Dann geht das Lehrbuch auf die Beiträge Stalins zur Lehre der Politischen Ökonomie wie folgt ein:
„Gestützt auf die Arbeiten der Schöpfer einer wahrhaft wissenschaftlichen politischen Ökonomie, auf die Werke von Marx, Engels und Lenin, stellte Stalin eine Reihe neuer Thesen der ökonomischen Wissenschaft auf und entwickelte sie. In den Arbeiten Stalins wird der moderne monopolistische Kapitalismus analysiert und die allgemeine Krise des kapitalistischen Systems behandelt, die eine allumfassende Krise des Kapitalismus darstellt, welche sowohl die Wirtschaft als auch die Politik ergreift.“
(...) „formulierte Stalin das ökonomische Grundgesetz des Sozialismus und das Gesetz der planmäßigen, proportionalen Entwicklung der Volkswirtschaft. (...) Stalin entwickelte die marxistisch-leninistischen Leitsätze vom Übergang vom Sozialismus zum Kommunismus weiter und konkretisierte sie: den Leitsatz vom Staat im Kommunismus, von der Aufhebung der wesentlichen Unterschiede zwischen Stadt und Land sowie zwischen körperlicher und geistiger Arbeit.“
(S. 702-703, Hervh. TA)
Welchen Kernpunkt führen die VerfasserInnen bei Stalin als zentral in der Ökonomie im Sozialismus an? Den angeblichen „Leitsatz vom Staat im Kommunismus“. Das ist ein Paradoxon an sich. In einer bestimmten Diskussion macht Stalin eine Bemerkung und diese wird fälschlicherweise zu einem Prinzip überhöht. Auf diesen Widerspruch machen manche KritikerInnen aufmerksam und stellen die Frage: Wir sagen, wir gehen zum Kommunismus über und gleichzeitig fordern wir aber der Staat muss verstärkt werden. Wie geht denn das? Das widerspricht sich selbst!

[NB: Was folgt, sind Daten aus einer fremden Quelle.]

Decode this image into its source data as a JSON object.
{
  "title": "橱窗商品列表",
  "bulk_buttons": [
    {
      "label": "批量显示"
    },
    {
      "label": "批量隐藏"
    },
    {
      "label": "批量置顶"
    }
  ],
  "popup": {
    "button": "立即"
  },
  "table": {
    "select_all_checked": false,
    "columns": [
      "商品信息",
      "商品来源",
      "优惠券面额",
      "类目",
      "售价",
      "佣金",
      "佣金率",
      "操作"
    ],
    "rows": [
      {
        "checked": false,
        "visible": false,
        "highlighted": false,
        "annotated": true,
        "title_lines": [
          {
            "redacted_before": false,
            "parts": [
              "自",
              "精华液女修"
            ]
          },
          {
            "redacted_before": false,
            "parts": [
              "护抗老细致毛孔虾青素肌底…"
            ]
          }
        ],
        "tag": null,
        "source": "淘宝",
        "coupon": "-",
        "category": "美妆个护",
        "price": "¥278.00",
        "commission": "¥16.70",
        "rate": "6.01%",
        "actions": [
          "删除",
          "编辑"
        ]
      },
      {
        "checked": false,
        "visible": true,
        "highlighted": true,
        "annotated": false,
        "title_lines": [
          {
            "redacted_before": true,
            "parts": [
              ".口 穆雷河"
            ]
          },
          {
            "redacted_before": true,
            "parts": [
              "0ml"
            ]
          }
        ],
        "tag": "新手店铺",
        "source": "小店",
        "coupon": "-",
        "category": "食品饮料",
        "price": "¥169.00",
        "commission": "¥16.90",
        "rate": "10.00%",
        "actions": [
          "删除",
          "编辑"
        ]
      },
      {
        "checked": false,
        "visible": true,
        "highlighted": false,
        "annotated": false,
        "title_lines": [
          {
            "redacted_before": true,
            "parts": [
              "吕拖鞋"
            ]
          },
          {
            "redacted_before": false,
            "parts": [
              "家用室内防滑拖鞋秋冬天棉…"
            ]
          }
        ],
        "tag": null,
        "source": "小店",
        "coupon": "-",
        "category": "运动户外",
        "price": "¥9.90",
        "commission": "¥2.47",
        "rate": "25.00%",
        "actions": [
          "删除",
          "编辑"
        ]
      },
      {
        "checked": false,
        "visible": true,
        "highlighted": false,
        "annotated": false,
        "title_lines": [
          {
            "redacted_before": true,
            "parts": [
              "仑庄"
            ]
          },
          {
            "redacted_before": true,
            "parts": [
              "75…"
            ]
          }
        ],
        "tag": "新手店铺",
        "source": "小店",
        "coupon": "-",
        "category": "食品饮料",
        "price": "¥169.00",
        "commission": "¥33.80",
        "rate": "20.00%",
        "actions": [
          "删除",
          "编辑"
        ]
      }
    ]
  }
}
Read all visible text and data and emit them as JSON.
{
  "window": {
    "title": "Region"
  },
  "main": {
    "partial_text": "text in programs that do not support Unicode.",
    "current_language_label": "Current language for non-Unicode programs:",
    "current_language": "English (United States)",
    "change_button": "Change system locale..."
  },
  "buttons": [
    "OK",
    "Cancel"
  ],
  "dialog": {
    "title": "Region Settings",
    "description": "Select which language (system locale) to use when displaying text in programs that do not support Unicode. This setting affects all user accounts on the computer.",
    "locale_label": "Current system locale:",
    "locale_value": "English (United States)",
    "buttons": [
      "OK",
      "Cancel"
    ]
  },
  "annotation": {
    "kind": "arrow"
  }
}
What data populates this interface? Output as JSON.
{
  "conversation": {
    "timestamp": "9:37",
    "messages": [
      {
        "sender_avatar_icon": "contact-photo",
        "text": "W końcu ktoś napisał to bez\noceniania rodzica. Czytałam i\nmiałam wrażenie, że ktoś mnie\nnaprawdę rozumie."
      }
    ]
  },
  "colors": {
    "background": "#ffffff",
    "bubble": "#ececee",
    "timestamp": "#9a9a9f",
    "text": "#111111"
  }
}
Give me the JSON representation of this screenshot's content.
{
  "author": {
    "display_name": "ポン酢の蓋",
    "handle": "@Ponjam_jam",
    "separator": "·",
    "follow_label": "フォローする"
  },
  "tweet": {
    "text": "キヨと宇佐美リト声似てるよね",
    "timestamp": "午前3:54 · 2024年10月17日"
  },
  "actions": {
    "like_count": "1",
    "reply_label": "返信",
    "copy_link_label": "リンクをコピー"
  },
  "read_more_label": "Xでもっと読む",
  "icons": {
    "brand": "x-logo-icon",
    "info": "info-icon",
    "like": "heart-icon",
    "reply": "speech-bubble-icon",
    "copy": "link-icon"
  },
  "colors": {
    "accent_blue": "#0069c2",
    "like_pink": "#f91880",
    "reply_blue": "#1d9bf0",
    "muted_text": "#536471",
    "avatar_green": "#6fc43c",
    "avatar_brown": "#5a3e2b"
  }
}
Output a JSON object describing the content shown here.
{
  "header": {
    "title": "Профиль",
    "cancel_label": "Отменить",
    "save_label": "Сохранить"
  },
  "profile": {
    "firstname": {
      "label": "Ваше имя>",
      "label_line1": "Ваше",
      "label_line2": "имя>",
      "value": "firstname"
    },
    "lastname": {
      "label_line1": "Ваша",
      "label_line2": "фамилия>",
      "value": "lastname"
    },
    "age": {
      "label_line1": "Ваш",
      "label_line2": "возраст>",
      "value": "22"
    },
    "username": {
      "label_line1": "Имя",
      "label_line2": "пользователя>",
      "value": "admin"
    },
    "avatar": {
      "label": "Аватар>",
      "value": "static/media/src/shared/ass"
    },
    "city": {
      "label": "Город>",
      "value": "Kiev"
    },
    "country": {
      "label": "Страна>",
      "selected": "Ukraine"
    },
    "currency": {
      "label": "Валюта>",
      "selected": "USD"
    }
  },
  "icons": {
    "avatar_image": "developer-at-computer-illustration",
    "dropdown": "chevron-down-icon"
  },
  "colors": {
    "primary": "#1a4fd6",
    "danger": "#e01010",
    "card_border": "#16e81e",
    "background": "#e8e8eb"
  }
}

Darauf antwortet Stalin: GenossInnen, als Marx und Engels davon ausgegangen sind, dass der Staat abstirbt, wenn wir vom Sozialismus zum Kommunismus weitergehen, da sind sie von einer gleichzeitigen internationalen Revolution in den kapitalistisch ent­wickelten Ländern ausgegangen.
Da ist es ganz klar, je weiter wir gehen, desto mehr stirbt der Staat ab. So ist es aber nicht in Sowjetrussland gekommen.
Wir existieren als einziger sozialistischer Staat, wir bauen den Sozialismus auf und allmählich gehen wir jetzt zum Kommunismus über. Aber um unser Land herum sind wir von Feinden umzingelt, also können wir den Staat nicht absterben lassen.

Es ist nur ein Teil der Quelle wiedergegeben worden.